Und wohin fahren die Deutschen am liebsten?
Leonard: In der gesamten Touristik ist Deutschland das beliebteste Ziel der Deutschen. Das ist auch bei Busreisen der Fall. Berlin liegt hier vor Bayern und Hamburg. Bei den Busreisen ist im Ausland Italien am gefragtesten. Auf den weiteren Plätzen folgen Österreich, Frankreich, Polen und Kroatien.
Hat sich das in den vergangenen Jahren verändert?

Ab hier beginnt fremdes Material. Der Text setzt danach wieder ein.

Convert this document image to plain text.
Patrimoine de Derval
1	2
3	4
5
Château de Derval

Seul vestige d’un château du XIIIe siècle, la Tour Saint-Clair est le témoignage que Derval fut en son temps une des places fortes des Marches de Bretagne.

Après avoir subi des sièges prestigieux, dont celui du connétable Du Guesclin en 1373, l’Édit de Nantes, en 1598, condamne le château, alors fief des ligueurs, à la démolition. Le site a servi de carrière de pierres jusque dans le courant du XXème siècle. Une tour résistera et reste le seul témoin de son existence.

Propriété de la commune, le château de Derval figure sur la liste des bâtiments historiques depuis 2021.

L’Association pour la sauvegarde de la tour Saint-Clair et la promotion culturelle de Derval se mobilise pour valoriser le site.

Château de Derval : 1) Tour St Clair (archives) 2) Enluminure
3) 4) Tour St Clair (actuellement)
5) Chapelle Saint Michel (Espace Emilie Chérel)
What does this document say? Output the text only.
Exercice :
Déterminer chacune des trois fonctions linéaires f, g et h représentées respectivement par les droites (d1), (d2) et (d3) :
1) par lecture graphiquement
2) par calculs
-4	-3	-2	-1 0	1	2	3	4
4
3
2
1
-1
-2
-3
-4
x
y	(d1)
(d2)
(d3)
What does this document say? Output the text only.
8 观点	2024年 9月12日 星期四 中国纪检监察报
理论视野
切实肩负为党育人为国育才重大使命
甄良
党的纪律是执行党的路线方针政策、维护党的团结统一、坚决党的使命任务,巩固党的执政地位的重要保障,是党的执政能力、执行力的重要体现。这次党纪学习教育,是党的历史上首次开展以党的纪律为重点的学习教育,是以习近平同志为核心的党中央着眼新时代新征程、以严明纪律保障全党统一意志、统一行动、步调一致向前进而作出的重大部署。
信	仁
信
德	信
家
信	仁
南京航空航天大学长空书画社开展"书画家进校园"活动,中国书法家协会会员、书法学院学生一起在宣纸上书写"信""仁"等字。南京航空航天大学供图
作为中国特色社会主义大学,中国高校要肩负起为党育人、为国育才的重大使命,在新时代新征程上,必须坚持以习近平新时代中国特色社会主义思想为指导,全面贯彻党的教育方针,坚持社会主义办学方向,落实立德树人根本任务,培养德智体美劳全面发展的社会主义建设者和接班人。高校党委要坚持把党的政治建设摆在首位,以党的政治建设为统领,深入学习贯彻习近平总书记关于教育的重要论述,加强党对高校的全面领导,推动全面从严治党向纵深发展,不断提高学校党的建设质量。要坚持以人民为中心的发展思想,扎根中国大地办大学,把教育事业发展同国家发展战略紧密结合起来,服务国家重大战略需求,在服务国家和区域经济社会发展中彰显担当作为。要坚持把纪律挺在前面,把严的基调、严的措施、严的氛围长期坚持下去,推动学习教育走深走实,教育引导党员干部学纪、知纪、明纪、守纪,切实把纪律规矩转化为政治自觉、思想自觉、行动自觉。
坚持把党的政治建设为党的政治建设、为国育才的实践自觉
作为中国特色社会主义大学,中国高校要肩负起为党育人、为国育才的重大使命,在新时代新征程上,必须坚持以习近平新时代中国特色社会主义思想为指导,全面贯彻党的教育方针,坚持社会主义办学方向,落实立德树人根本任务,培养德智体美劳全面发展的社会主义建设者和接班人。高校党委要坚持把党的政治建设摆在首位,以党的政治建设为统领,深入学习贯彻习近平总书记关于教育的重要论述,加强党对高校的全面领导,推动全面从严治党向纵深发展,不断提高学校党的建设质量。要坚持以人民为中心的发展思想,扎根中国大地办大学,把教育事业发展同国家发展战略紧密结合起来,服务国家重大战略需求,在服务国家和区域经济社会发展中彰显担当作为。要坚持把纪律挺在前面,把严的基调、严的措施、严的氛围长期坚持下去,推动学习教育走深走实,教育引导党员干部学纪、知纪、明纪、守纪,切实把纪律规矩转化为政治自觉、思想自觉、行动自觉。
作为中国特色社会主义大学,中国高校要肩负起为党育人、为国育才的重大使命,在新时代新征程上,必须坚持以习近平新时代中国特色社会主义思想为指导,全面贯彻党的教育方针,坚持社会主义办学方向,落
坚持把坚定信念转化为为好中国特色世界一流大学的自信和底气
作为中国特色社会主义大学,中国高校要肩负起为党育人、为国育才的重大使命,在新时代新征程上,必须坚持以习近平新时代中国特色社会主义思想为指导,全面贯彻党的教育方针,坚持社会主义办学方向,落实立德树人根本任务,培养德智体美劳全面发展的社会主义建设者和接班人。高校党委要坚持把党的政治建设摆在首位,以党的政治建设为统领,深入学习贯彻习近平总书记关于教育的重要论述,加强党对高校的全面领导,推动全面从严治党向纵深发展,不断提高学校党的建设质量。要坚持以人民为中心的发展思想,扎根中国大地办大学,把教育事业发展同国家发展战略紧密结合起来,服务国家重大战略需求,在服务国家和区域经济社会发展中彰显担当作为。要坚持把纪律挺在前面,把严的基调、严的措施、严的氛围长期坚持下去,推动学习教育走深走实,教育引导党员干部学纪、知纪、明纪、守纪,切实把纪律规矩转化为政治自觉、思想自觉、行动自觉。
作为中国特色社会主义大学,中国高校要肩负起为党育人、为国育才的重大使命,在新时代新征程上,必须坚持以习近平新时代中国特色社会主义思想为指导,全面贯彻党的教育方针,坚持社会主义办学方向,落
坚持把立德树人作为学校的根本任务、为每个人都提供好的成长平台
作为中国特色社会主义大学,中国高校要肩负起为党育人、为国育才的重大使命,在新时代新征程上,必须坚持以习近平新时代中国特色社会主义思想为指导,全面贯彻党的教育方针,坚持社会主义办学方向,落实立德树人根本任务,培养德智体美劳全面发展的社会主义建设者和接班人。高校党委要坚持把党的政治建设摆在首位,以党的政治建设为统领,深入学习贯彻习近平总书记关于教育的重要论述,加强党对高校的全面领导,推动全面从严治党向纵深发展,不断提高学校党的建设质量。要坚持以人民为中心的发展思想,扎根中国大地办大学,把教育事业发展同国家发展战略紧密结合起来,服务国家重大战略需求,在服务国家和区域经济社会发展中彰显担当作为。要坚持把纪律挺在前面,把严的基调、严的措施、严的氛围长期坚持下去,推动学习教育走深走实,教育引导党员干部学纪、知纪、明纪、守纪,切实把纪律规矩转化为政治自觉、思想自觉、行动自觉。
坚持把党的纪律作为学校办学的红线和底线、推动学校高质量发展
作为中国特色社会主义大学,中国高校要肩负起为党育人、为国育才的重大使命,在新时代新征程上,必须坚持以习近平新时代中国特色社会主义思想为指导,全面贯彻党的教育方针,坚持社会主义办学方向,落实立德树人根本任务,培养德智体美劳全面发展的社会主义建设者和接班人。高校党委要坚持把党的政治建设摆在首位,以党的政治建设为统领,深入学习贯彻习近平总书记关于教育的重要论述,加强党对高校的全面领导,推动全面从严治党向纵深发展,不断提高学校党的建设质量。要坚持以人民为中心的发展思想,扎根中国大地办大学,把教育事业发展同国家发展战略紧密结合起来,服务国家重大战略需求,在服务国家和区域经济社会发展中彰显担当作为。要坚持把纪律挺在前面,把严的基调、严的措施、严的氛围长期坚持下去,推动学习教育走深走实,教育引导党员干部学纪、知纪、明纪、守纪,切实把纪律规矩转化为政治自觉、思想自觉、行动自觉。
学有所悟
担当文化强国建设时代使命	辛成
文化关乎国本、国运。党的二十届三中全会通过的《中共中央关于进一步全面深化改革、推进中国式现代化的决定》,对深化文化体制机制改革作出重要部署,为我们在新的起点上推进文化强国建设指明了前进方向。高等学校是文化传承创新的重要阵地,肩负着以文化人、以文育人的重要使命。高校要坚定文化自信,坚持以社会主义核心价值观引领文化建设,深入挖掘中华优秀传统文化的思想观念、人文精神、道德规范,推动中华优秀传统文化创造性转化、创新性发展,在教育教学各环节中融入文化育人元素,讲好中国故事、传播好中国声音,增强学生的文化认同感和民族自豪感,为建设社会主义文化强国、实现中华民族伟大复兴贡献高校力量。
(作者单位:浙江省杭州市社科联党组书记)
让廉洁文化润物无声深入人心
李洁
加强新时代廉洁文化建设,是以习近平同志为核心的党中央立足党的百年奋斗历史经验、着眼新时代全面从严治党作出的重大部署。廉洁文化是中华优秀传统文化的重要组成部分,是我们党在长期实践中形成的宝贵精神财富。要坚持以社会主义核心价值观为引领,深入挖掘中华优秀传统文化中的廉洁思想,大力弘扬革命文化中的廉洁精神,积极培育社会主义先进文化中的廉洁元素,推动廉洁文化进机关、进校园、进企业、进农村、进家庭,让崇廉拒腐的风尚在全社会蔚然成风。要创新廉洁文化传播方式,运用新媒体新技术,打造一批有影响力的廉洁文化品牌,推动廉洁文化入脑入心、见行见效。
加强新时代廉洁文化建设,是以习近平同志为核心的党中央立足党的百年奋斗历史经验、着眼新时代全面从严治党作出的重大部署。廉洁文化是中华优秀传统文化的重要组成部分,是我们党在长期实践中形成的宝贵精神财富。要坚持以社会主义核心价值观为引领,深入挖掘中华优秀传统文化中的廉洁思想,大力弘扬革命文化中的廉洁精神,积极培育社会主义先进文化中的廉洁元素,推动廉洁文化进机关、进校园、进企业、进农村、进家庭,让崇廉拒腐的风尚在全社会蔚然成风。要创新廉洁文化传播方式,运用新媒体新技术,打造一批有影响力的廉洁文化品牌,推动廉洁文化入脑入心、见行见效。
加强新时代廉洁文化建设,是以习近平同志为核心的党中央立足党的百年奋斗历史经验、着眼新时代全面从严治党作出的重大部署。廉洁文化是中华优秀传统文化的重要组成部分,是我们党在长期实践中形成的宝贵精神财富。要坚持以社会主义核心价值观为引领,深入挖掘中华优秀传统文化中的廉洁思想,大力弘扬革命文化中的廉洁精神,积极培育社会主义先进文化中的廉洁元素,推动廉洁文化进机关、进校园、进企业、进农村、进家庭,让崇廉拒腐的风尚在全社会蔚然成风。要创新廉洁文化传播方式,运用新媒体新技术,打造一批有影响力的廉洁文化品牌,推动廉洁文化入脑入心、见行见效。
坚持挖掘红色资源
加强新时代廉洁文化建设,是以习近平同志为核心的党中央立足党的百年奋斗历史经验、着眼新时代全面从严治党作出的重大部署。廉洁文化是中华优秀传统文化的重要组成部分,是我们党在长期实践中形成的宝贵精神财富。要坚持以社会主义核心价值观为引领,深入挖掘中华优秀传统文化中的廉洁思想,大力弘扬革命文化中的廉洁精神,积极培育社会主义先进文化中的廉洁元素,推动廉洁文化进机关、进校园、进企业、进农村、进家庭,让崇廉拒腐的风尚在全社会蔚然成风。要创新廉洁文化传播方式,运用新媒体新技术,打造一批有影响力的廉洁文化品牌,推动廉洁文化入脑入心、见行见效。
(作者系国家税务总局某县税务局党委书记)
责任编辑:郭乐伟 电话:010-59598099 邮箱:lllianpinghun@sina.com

Leonard: Da gab es kaum Veränderungen. Aber es gibt einen großen anderen Trend - hin zu themenbezogenen Fahrten. Das kann ein Musicalwochenende sein oder eine Gourmetreise, bei der die Gruppe in mehreren Sterne-Restaurants bekocht wird. Und es gibt sogar Anbieter die selbst Gourmetbusse haben, wo schon in den Bussen gekocht werden kann. Die Fahrt wird heute immer mehr zu einem Erlebnis.
Warum entscheiden sich die Urlauber für eine Busreise?
Leonard: Der Hauptgrund ist die Geselligkeit. Viele Menschen wollen einfach nicht alleine reisen. Daneben ist der Bus ein sehr flexibles Reisemittel - und der Preis stellt natürlich immer noch ein wichtiges Argument dar. Wobei er nicht mehr ganz so wichtig ist wie früher. Die Leute erwarten etwas für ihr Geld.
Was?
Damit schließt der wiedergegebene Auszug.